• Remembering Tom Hayden

    By Mike Davis

    Fifty-two years ago this December, an obscure group of young activists, Students for a Democratic Society, held a national council meeting in New York to discuss the next year’s work.  As I recall there were about forty people present, some of them recent veterans of Freedom Summer, others peace and civil rights activists at campuses such as Swarthmore, Michigan, Chicago, Harvard and Tufts.    

    I was 18, recently expelled from Reed College in Portland, and a coolie in  the tiny SDS national office running a mimeograph machine and stuffing envelopes.  If it had put to vote, I undoubtedly would have won election from my peers as the most politically naïve and painfully inarticulate member of the fledgling New Left.
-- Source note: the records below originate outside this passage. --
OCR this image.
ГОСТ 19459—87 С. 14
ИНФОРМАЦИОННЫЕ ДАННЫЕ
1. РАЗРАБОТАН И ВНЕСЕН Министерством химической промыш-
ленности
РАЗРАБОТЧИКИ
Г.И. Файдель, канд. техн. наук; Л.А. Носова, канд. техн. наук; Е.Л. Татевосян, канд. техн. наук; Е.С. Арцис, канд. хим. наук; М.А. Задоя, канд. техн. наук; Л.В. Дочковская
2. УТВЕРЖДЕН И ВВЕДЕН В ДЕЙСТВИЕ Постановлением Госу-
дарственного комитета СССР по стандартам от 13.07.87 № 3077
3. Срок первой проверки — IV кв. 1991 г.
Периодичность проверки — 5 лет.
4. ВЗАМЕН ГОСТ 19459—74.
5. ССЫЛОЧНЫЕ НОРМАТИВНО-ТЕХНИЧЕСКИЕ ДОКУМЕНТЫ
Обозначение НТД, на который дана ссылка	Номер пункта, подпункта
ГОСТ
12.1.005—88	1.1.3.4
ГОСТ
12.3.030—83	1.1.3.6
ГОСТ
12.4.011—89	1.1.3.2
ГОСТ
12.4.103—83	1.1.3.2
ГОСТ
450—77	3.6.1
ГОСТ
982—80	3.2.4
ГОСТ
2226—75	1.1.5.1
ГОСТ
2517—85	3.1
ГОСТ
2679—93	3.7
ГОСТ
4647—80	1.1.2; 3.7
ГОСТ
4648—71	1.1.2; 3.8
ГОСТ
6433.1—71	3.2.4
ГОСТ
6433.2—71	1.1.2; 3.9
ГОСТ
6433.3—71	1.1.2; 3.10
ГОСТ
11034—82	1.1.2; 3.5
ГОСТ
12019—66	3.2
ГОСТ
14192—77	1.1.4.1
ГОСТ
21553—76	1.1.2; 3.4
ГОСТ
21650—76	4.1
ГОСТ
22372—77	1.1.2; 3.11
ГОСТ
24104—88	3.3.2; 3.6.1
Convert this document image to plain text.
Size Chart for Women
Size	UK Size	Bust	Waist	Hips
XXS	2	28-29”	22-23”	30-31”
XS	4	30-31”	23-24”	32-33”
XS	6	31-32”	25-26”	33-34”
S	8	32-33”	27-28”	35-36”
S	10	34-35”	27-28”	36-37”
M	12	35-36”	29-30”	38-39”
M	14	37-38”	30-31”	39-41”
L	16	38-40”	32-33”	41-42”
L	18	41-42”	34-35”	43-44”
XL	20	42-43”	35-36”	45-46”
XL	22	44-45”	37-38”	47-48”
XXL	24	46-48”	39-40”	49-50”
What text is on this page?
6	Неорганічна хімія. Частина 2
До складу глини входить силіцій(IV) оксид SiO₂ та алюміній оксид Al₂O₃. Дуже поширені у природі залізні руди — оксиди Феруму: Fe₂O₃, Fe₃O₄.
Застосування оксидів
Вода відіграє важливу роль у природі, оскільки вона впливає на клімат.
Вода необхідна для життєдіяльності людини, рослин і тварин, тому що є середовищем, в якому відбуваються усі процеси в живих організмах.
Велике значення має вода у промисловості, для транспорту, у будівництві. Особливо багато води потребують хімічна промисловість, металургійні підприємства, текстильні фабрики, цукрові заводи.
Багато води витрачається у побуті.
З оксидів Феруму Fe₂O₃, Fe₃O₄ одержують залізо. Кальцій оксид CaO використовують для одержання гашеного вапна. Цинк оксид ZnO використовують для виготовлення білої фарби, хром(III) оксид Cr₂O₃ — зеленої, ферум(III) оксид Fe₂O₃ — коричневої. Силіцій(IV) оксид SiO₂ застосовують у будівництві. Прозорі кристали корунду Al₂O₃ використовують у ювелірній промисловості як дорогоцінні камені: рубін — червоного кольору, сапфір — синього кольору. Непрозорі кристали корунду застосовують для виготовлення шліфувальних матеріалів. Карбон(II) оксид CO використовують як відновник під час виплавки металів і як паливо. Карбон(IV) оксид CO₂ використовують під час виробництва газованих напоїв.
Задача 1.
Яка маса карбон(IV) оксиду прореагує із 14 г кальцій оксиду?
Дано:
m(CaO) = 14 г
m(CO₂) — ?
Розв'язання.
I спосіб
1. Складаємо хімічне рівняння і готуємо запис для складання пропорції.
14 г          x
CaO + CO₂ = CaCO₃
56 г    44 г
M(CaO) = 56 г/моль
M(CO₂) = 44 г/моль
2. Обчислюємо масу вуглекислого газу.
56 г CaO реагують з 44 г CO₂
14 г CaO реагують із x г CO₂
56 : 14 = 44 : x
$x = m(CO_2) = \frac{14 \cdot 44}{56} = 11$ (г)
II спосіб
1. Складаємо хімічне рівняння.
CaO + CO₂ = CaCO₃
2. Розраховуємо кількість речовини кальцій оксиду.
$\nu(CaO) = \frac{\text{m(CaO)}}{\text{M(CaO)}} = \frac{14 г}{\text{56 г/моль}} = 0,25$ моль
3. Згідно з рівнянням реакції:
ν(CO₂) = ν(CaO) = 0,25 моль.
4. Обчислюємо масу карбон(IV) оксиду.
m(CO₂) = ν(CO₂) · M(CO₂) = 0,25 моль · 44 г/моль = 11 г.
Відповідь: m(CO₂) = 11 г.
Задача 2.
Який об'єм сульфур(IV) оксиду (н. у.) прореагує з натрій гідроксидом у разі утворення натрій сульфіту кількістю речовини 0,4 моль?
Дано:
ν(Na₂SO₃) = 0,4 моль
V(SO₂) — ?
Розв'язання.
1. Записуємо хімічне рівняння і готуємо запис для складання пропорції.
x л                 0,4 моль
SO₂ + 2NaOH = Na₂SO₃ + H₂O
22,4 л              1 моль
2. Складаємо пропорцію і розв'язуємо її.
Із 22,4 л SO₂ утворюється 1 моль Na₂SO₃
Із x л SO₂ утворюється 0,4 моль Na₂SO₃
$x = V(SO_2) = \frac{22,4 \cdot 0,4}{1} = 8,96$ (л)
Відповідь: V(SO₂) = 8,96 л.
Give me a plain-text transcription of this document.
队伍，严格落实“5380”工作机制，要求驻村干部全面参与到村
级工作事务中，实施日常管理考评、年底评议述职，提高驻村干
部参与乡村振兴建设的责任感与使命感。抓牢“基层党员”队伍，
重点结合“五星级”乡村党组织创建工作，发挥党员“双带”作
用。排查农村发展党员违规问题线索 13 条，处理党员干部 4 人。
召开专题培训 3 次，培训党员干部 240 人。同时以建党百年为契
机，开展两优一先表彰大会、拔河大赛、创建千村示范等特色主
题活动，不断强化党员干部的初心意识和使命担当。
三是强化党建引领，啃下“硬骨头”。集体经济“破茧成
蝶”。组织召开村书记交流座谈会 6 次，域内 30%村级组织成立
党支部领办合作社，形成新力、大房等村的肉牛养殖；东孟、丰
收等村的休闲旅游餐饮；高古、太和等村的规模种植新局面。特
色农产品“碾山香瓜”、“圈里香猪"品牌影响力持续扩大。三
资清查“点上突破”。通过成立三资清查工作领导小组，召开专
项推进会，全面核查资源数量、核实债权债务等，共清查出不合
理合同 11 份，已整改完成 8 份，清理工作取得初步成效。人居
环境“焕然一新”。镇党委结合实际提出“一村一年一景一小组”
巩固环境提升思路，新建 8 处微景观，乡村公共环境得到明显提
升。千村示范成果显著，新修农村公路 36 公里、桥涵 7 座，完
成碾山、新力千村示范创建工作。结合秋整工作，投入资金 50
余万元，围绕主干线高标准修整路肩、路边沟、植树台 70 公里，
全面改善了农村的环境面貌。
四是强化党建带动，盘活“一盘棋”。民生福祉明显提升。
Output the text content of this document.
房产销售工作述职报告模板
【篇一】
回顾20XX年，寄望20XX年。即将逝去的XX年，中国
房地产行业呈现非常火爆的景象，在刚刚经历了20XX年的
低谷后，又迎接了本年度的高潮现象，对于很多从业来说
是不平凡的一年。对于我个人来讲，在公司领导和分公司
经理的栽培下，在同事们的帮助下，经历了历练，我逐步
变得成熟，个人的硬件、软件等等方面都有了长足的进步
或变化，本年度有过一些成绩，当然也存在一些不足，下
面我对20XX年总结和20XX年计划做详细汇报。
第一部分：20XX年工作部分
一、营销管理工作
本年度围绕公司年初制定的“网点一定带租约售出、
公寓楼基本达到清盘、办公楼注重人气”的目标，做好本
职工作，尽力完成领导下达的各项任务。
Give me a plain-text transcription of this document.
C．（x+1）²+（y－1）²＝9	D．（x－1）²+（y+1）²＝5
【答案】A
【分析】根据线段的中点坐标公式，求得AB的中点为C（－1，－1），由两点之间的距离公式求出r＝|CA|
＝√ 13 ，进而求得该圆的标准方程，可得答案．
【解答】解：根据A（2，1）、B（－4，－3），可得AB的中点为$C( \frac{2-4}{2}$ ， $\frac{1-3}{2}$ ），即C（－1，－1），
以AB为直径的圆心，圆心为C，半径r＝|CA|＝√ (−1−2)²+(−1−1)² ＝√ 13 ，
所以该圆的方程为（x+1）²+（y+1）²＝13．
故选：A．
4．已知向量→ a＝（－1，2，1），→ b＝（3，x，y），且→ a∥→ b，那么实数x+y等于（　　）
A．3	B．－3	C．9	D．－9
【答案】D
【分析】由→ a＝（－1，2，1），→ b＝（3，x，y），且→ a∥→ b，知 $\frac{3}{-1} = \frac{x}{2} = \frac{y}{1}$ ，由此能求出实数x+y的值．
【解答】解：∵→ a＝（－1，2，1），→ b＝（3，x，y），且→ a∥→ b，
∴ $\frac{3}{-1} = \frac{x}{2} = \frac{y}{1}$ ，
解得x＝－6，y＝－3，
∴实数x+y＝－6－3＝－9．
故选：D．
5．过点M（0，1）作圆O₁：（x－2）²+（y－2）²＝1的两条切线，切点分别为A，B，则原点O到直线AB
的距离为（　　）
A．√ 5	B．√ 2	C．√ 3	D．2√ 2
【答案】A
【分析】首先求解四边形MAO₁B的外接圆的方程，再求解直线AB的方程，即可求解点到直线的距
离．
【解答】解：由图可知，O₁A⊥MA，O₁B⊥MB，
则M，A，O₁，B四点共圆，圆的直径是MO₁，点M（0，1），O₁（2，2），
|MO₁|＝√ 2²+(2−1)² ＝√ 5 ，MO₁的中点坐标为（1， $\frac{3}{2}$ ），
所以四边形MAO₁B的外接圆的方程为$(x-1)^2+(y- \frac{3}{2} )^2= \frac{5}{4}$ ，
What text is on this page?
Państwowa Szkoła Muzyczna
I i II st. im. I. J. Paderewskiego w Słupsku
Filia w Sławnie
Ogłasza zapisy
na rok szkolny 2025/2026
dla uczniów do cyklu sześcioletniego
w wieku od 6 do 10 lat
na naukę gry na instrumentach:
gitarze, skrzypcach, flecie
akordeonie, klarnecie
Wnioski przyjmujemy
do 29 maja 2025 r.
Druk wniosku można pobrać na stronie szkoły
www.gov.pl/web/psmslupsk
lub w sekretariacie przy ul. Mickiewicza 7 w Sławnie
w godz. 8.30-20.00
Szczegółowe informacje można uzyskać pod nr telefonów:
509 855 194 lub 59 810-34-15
    Although the intricacies of the National Council debate were largely beyond my grasp, the action agenda was breathtakingly audacious.  SDS was essentially proposing to declare war on LBJ’s war in Vietnam with a march on Washington the following April, while simultaneously recruiting students into long-term urban organizing projects with the hope of catalyzing an inter-racial movement of the poor in the North.   There was also a proposal to expose Wall Street’s role in financing the apartheid regime in South Africa with a sit-in at the Chase Manhattan Bank.

    As NC members drifted into the city for the meeting, I asked one of the veterans – that is to say, a 22-year-old – what to expect.  She told me, ‘wait til Tom Hayden speaks.’  He was already a tribal legend: editor of the Michigan Daily,  the principal author of the Port Huron Statement, the victim of a infamous beating in broad daylight in Mississippi, and so on.  I expected a brilliant orator, fire coming out of his nostrils.

    In the event he was gruff and dog-tired.  When he finally spoke I was embarrassed because I missed the point he was making, if indeed he was even trying to make a point.  It was more like a long haiku. I had no idea what to make of him.  He was only 26 but struck me as having the manner of a world-weary city desk editor or father confessor twice his age.

    There were many leadership styles to emulate in the civil rights movement but it was quiet anti-charisma of Bob Moses — the architect of SNCC’s seemingly suicidal Mississippi project — that most influenced SDS in those last days before its uncontrolled explosion as the biggest radical student movement in American history.  Tom’s charisma was also anti-charismatic, an unrhetorical gravitas tinctured by Irish melancholy and authenticated by his willingness to repeatedly step into the line of fire.

    Although he often shared the stage with clowns and bullshit artists, he was always the most serious person on deck and usually the smartest.  He had an acute, almost painful sense of what was at stake in the struggles he fought, of the costs to ordinary lives, of the ever present shadow of homegrown fascism.  Despite the caricatures that will undoubtedly appear in today’s obituaries, he was a sui generis radical, not a liberal, not a social democrat, not a Marxist.

    His celebrity and career in the Legislature once upon a time incited much backbiting and calumny amongst the left.  But if anyone has any doubts about the consistent course he steered or his moral toughness and personal courage, they should reflect not just on the Port Huron Statement and the Chicago Seven Trial, but the IndoChina Peace Campaign which kept alive the struggle against American genocide when the rest of the antiwar movement had collapsed.  His crusade to direct American attention and financial aid to the grassroots participants in the Northern Ireland peace process.  His tireless support for the gang truce and an LA peace process when other politicians would not touch the issue.  The list is long and remarkable.

    He was a complex, difficult, impassioned person whom we should honor as one of our great champions of peace and justice.  May the circle be unbroken.